In the late morning the rain was even lighter and I noticed a man walk past carrying a windlass. I correctly guessed he was from the boat behind us and was going through the lock in front – which is big enough for two boats at a time. So we decided to join him. That would reduce the work for everyone, and it was as good a time as any to set off.
The other boat was only going a short distance beyond the lock as he was getting fuel at the marina. So we set off ahead of him, but soon stopped for Clare to do some shopping. The rain was just a sprinkle most of the time down this quiet and narrow canal. We had to stop to fill up with water and negotiate a few swing bridges. The only other event was the repeated sighting of a kingfisher as we approached Tarleton.
We occupied the remaining spot on the visitor moorings in time to have a slightly late lunch.

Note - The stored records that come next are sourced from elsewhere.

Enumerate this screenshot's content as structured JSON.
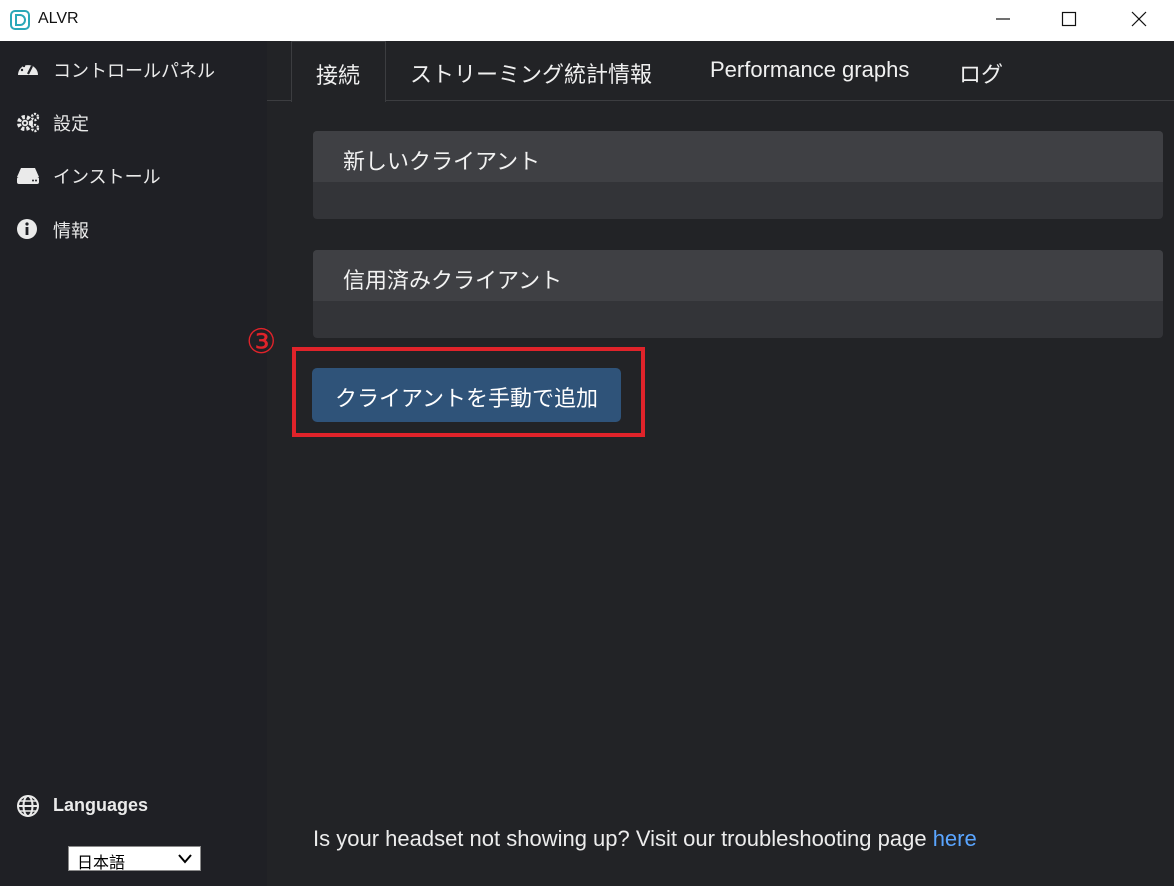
{
  "window": {
    "title": "ALVR",
    "controls": [
      "minimize-icon",
      "maximize-icon",
      "close-icon"
    ]
  },
  "sidebar": {
    "items": [
      {
        "label": "コントロールパネル",
        "icon": "dashboard-icon"
      },
      {
        "label": "設定",
        "icon": "gears-icon"
      },
      {
        "label": "インストール",
        "icon": "drive-icon"
      },
      {
        "label": "情報",
        "icon": "info-icon"
      }
    ],
    "languages": {
      "label": "Languages",
      "icon": "globe-icon",
      "selected": "日本語"
    }
  },
  "tabs": [
    {
      "label": "接続",
      "active": true
    },
    {
      "label": "ストリーミング統計情報",
      "active": false
    },
    {
      "label": "Performance graphs",
      "active": false
    },
    {
      "label": "ログ",
      "active": false
    }
  ],
  "connection": {
    "new_clients_title": "新しいクライアント",
    "trusted_clients_title": "信用済みクライアント",
    "add_client_button": "クライアントを手動で追加",
    "step_marker": "③",
    "footer_text": "Is your headset not showing up? Visit our troubleshooting page ",
    "footer_link": "here"
  },
  "colors": {
    "accent_button": "#2f5379",
    "annotation": "#e0232a",
    "link": "#5aa5ff"
  }
}
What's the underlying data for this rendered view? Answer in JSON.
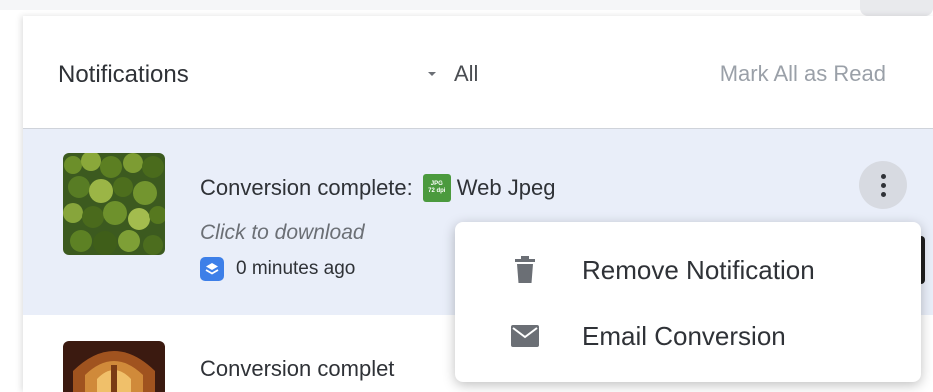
{
  "header": {
    "title": "Notifications",
    "filter_value": "All",
    "mark_all_label": "Mark All as Read"
  },
  "notifications": [
    {
      "title_prefix": "Conversion complete:",
      "format_badge": [
        "JPG",
        "72 dpi"
      ],
      "format_name": "Web Jpeg",
      "subtitle": "Click to download",
      "time": "0 minutes ago"
    },
    {
      "title_prefix": "Conversion complet"
    }
  ],
  "context_menu": {
    "items": [
      {
        "label": "Remove Notification",
        "icon": "trash-icon"
      },
      {
        "label": "Email Conversion",
        "icon": "mail-icon"
      }
    ]
  },
  "colors": {
    "selected_row_bg": "#e9eef9",
    "badge_green": "#4b9a3e",
    "layers_blue": "#3d7fe8"
  }
}
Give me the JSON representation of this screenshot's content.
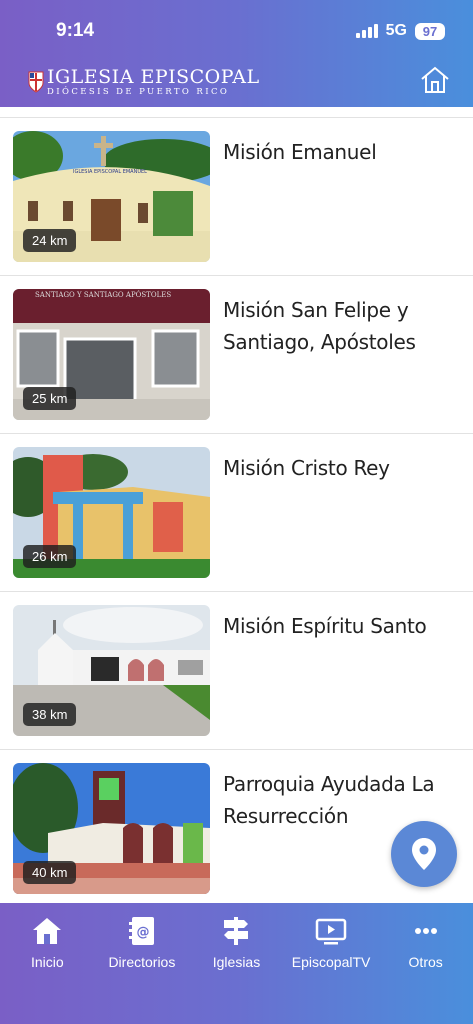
{
  "status_bar": {
    "time": "9:14",
    "network": "5G",
    "battery": "97"
  },
  "header": {
    "brand_title": "IGLESIA EPISCOPAL",
    "brand_subtitle": "DIÓCESIS DE PUERTO RICO",
    "home_icon": "home-icon"
  },
  "churches": [
    {
      "name": "Misión Emanuel",
      "distance": "24 km",
      "photo_sign": "IGLESIA EPISCOPAL EMANUEL"
    },
    {
      "name": "Misión San Felipe y Santiago, Apóstoles",
      "distance": "25 km",
      "photo_sign": "SANTIAGO Y SANTIAGO APÓSTOLES"
    },
    {
      "name": "Misión Cristo Rey",
      "distance": "26 km"
    },
    {
      "name": "Misión Espíritu Santo",
      "distance": "38 km"
    },
    {
      "name": "Parroquia Ayudada La Resurrección",
      "distance": "40 km"
    }
  ],
  "fab": {
    "icon": "location-pin-icon"
  },
  "tabs": [
    {
      "label": "Inicio",
      "icon": "home-icon"
    },
    {
      "label": "Directorios",
      "icon": "address-book-icon"
    },
    {
      "label": "Iglesias",
      "icon": "signpost-icon"
    },
    {
      "label": "EpiscopalTV",
      "icon": "tv-play-icon"
    },
    {
      "label": "Otros",
      "icon": "more-dots-icon"
    }
  ]
}
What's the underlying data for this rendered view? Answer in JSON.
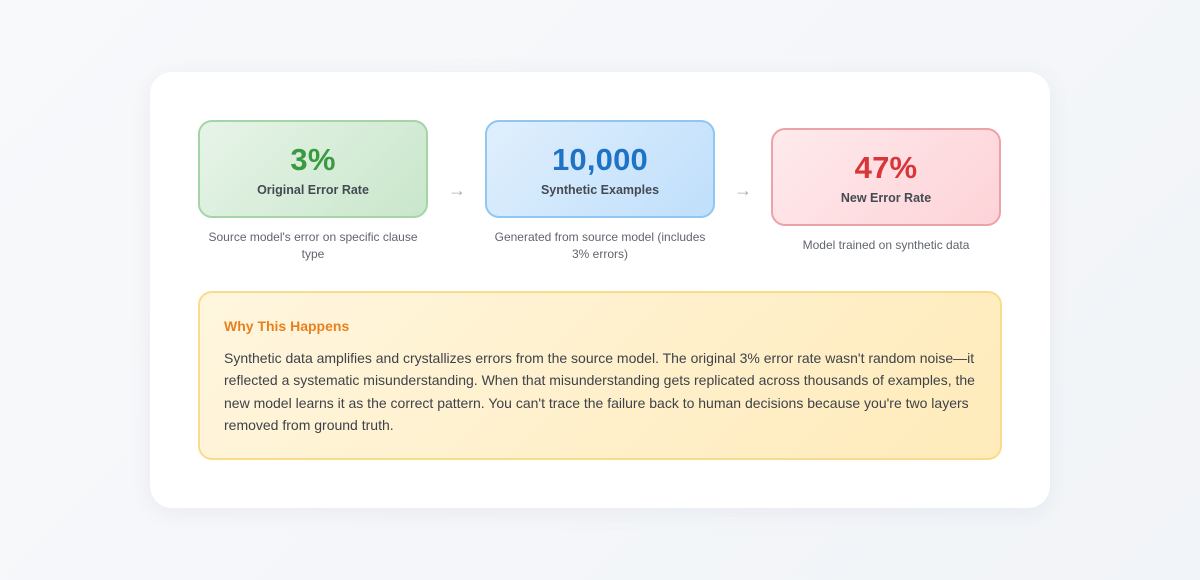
{
  "steps": [
    {
      "value": "3%",
      "label": "Original Error Rate",
      "description": "Source model's error on specific clause type",
      "color": "#3a9a41"
    },
    {
      "value": "10,000",
      "label": "Synthetic Examples",
      "description": "Generated from source model (includes 3% errors)",
      "color": "#1f73c6"
    },
    {
      "value": "47%",
      "label": "New Error Rate",
      "description": "Model trained on synthetic data",
      "color": "#d9363a"
    }
  ],
  "arrow_glyph": "→",
  "explanation": {
    "title": "Why This Happens",
    "body": "Synthetic data amplifies and crystallizes errors from the source model. The original 3% error rate wasn't random noise—it reflected a systematic misunderstanding. When that misunderstanding gets replicated across thousands of examples, the new model learns it as the correct pattern. You can't trace the failure back to human decisions because you're two layers removed from ground truth.",
    "accent_color": "#e8811d"
  }
}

This is our rendezvous point for tomorrow. Some swans peered in at us through the windows.
When the rain was at its lightest, I walked down to have a look at the sea lock. When we are given the go-ahead tomorrow we’ll be going through it on to the (tidal) River Douglas below. The river was a muddy mess with a strong flow out to sea, but didn’t look difficult to navigate. It will be flowing the other way tomorrow when we set off in to the incoming tide.
The locks have two sets of tail gates. One set to keep canal water in, and the other to keep the sea out. I’m not sure what the sequence for opening them is, but tomorrow they will be operated for us by the experts, so I hope to find out.
This afternoon feels like the calm before the storm – we have been working so hard to get to this point, but now there is nothing more to do until morning. I have been revising the Ribble Link Skippers Guide – I don’t want to have the laptop on deck, so having most of it in my head seems like a good idea.
The swans came back later when the rain was almost off. With the window open they were very optimistic about being fed.